Investment firms including companies, insurance businesses, investment professionals, and or other individuals make investments by purchasing or selling particular securities. As used herein, a security is an investment instrument issued in the market place. Also as used herein, a purchase lot is an investment in a security or securities. A portfolio may include investments in a security or various securities, and the composition of the portfolio investments may change over time as securities are purchased and sold. Accounting systems are utilized to track the securities within a portfolio.
A financial entity, as for example an insurance or investment company may have to account for investments under multiple sets of accounting principles, depending on the purpose of the financial reporting. Each set of accounting principles are defined by a mandated collection of specific regulatory business rules. These rules often differ depending on the regulatory objective. A financial entity may have to account for investments under Generally Accepted Accounting Principles (GAAP), which is the standard for corporate reporting purposes, and used for financial statements and reports to shareholders and the Securities and Exchange Commission (SEC). Generally, these principles reflect the desire to present a meaningful but conservative financial picture to shareholders. A financial entity may have to account for investments under Statutory Accounting Principles (SAP), also known as Acquisition Base or Investment Accounting. SAP are mandated by the National Association of Insurance Commissioners (NAIC), the insurance industries regulating body, which are the standards that must be followed by insurance companies. Generally, the purpose is to ensure enough reserves are kept on the books to meet possible claim payments. A financial entity may have to account for investments under Tax, for Federal Tax Regulations, which are the IRS rules and guidelines for declaring income. Generally, the purpose is to book earnings as soon as is feasible and limit deductions, thereby maximizing taxable income.
Financial entities (e.g., investment firms, insurance companies, etc.) typically have to account and report for investments under multiple accounting rules.

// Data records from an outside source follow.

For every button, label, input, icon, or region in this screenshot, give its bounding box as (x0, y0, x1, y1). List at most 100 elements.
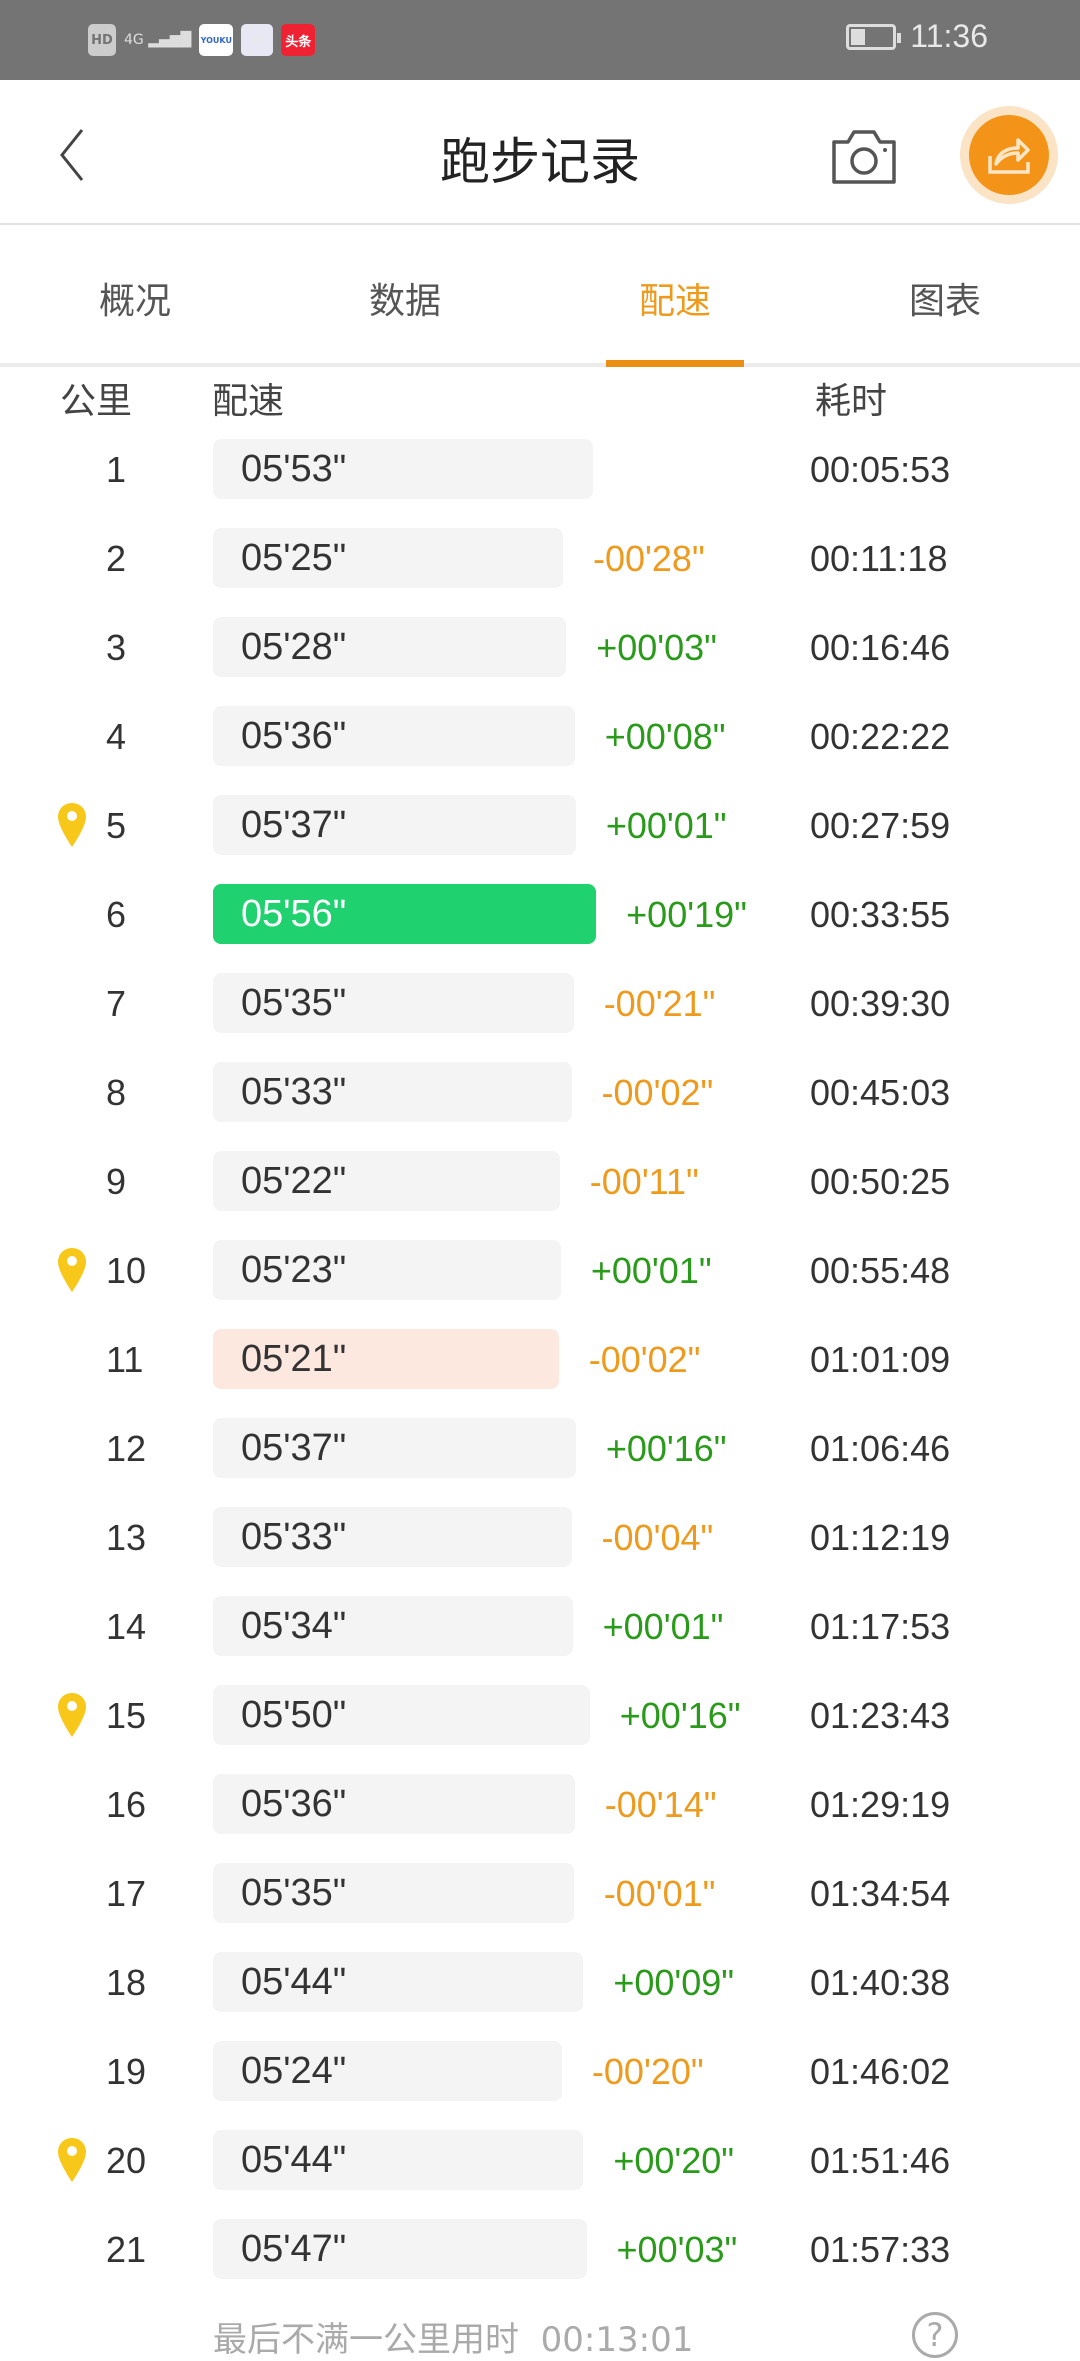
title-bar: 跑步记录 (0, 80, 1080, 225)
pace-delta: -00'11" (589, 1161, 699, 1202)
km-number: 12 (106, 1428, 147, 1469)
pace-delta: +00'19" (626, 894, 747, 935)
cumulative-time: 01:12:19 (810, 1517, 951, 1558)
km-number: 17 (106, 1873, 147, 1914)
pace-bar: 05'50" (213, 1685, 590, 1745)
clock: 11:36 (910, 18, 988, 54)
pace-delta: +00'08" (604, 716, 726, 757)
pace-bar: 05'25" (213, 528, 563, 588)
pace-delta: -00'14" (604, 1784, 717, 1825)
cumulative-time: 01:57:33 (810, 2229, 951, 2270)
pace-bar: 05'53" (213, 439, 593, 499)
cumulative-time: 01:06:46 (810, 1428, 951, 1469)
share-button[interactable] (960, 106, 1058, 204)
tab-chart[interactable]: 图表 (908, 281, 981, 322)
pace-row: 3 05'28" +00'03" 00:16:46 (0, 603, 1080, 692)
km-number: 6 (106, 894, 127, 935)
photos-app-icon: ✿ (241, 24, 274, 56)
pace-row: 11 05'21" -00'02" 01:01:09 (0, 1315, 1080, 1404)
pace-row: 19 05'24" -00'20" 01:46:02 (0, 2027, 1080, 2116)
cumulative-time: 01:46:02 (810, 2051, 951, 2092)
pace-row: 6 05'56" +00'19" 00:33:55 (0, 870, 1080, 959)
km-number: 16 (106, 1784, 147, 1825)
pace-delta: +00'01" (605, 805, 727, 846)
pace-bar: 05'23" (213, 1240, 561, 1300)
pace-row: 10 05'23" +00'01" 00:55:48 (0, 1226, 1080, 1315)
map-pin-icon (58, 1693, 86, 1737)
pace-bar: 05'56" (213, 884, 597, 944)
pace-row: 5 05'37" +00'01" 00:27:59 (0, 781, 1080, 870)
km-number: 9 (106, 1161, 127, 1202)
pace-delta: -00'21" (603, 983, 716, 1024)
tab-data[interactable]: 数据 (368, 281, 441, 322)
battery-icon (846, 23, 902, 50)
pace-row: 1 05'53" 00:05:53 (0, 425, 1080, 514)
last-partial-km: 最后不满一公里用时 00:13:01 (213, 2320, 694, 2360)
pace-delta: +00'03" (596, 627, 717, 668)
pace-bar: 05'28" (213, 617, 567, 677)
pace-row: 18 05'44" +00'09" 01:40:38 (0, 1938, 1080, 2027)
pace-delta: -00'04" (601, 1517, 714, 1558)
cumulative-time: 01:23:43 (810, 1695, 951, 1736)
km-number: 7 (106, 983, 127, 1024)
km-number: 3 (106, 627, 127, 668)
pace-bar: 05'34" (213, 1596, 573, 1656)
cumulative-time: 00:39:30 (810, 983, 951, 1024)
pace-delta: +00'20" (613, 2140, 735, 2181)
cumulative-time: 00:22:22 (810, 716, 951, 757)
pace-bar: 05'47" (213, 2219, 587, 2279)
page-title: 跑步记录 (440, 133, 640, 191)
km-number: 18 (106, 1962, 147, 2003)
km-number: 2 (106, 538, 127, 579)
cumulative-time: 00:16:46 (810, 627, 951, 668)
pace-bar: 05'37" (213, 795, 576, 855)
chevron-left-icon[interactable] (52, 120, 92, 190)
column-header-time: 耗时 (815, 381, 888, 422)
pace-delta: +00'01" (602, 1606, 724, 1647)
km-number: 14 (106, 1606, 147, 1647)
pace-delta: +00'16" (619, 1695, 741, 1736)
cumulative-time: 00:11:18 (810, 538, 948, 579)
camera-icon[interactable] (830, 128, 898, 186)
cumulative-time: 01:34:54 (810, 1873, 951, 1914)
cumulative-time: 01:17:53 (810, 1606, 951, 1647)
cumulative-time: 00:05:53 (810, 449, 951, 490)
km-number: 21 (106, 2229, 147, 2270)
pace-row: 14 05'34" +00'01" 01:17:53 (0, 1582, 1080, 1671)
cumulative-time: 00:45:03 (810, 1072, 951, 1113)
tab-pace[interactable]: 配速 (638, 281, 711, 322)
pace-bar: 05'36" (213, 706, 575, 766)
km-number: 5 (106, 805, 127, 846)
pace-row: 13 05'33" -00'04" 01:12:19 (0, 1493, 1080, 1582)
cumulative-time: 00:27:59 (810, 805, 951, 846)
pace-delta: +00'16" (605, 1428, 727, 1469)
km-number: 15 (106, 1695, 147, 1736)
toutiao-app-icon: 头条 (281, 24, 316, 56)
active-tab-indicator (606, 360, 744, 367)
pace-bar: 05'44" (213, 1952, 584, 2012)
pace-row: 8 05'33" -00'02" 00:45:03 (0, 1048, 1080, 1137)
pace-row: 2 05'25" -00'28" 00:11:18 (0, 514, 1080, 603)
pace-bar: 05'21" (213, 1329, 559, 1389)
km-number: 10 (106, 1250, 147, 1291)
cumulative-time: 00:55:48 (810, 1250, 951, 1291)
pace-row: 17 05'35" -00'01" 01:34:54 (0, 1849, 1080, 1938)
pace-row: 16 05'36" -00'14" 01:29:19 (0, 1760, 1080, 1849)
hd-icon: HD (88, 24, 116, 56)
map-pin-icon (58, 1248, 86, 1292)
pace-bar: 05'44" (213, 2130, 584, 2190)
tab-overview[interactable]: 概况 (98, 281, 171, 322)
signal-icon: 4G ▂▄▆█ (124, 32, 192, 48)
column-header-pace: 配速 (212, 381, 285, 422)
pace-delta: +00'03" (616, 2229, 738, 2270)
cumulative-time: 01:40:38 (810, 1962, 951, 2003)
km-number: 20 (106, 2140, 147, 2181)
pace-bar: 05'35" (213, 1863, 574, 1923)
pace-row: 12 05'37" +00'16" 01:06:46 (0, 1404, 1080, 1493)
km-number: 19 (106, 2051, 147, 2092)
map-pin-icon (58, 803, 86, 847)
pace-bar: 05'36" (213, 1774, 575, 1834)
pace-row: 7 05'35" -00'21" 00:39:30 (0, 959, 1080, 1048)
pace-bar: 05'37" (213, 1418, 576, 1478)
help-icon[interactable]: ? (912, 2312, 958, 2358)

As a result, financial entities may be required to maintain separate book-of-records for portfolio investments, and for the investments within a portfolio, for each accounting rule applied to a portfolio. The accounting systems may typically not share data or provide a common access point or user interface. For some securities, the systems do not provide for an accurate accounting with immediate calculated updates for investments when particular events occur during the life of the investment or multiple accounting methods. If in the life of an investment, a financial event needs to be applied early in the life of the investment, then all calculation and reporting after the event needs to be deleted and the calculations renewed from that added event going forward. Financial entities may also utilize separate systems to calculate, balance, document, and report information pertinent to a portfolio or the investments within. Due to these conventional restraints, many man-hours are required to process an investment as events in the life of the investment take place often requiring redundant calculations of cash flow, yield, and amortization of the security for different accounting methodologies over various systems. This may result in inaccurate or inconsistent investment ledgers and reporting.
Financial entities are also connected across public networks via, for example the Internet or wirelessly, to trading systems, data feeds, inventory locations (e.g. banks), regulatory systems, and the like. A financial entity may connect and obtain investment information from a data system over a network during a financial transaction and then input the information into a separate localized accounting system. Manual creation of the investment, as obtained, for example, from private placement documents over a data feed, is typically constructed by a user for the accounting system. After the accounting for the investment is conducted then the information pertaining to the investment for reporting, such as recording financial values to the investment ledger is made available from an accounting system to some other system before the information can be reported to a client or regulatory body. Inventory and cash maintenance may be conducted by the owner or custodian of the book-of-records outside other accounting systems utilized.
What is needed is an integrated and flexible system to manage investments, including portfolio investments and the securities within a portfolio, over multiple investment groups and accounting methodologies, including for example GAAP, SAP, Tax, and Trade. A need also exists for the system to manage an investment from the time the investment is entered (e.g. purchased or exchanged) into the system to the time the investment is reported out from the system. A need further exists such that any event occurring during the life of an investment is accounted for immediately and across the multiple accounting methodologies for a user to review and for reporting purposes. A need further exists, such that certain users may be able to update, remove, or replace events during the life of an investment and for a system to react in substantial real time for an event by calculating cash flow, yield, and amortization for an accurate reporting as of the date the event was manipulated by the user. What is also needed is inventory reconciliation and management within the same system that is updated as events occur for each investment.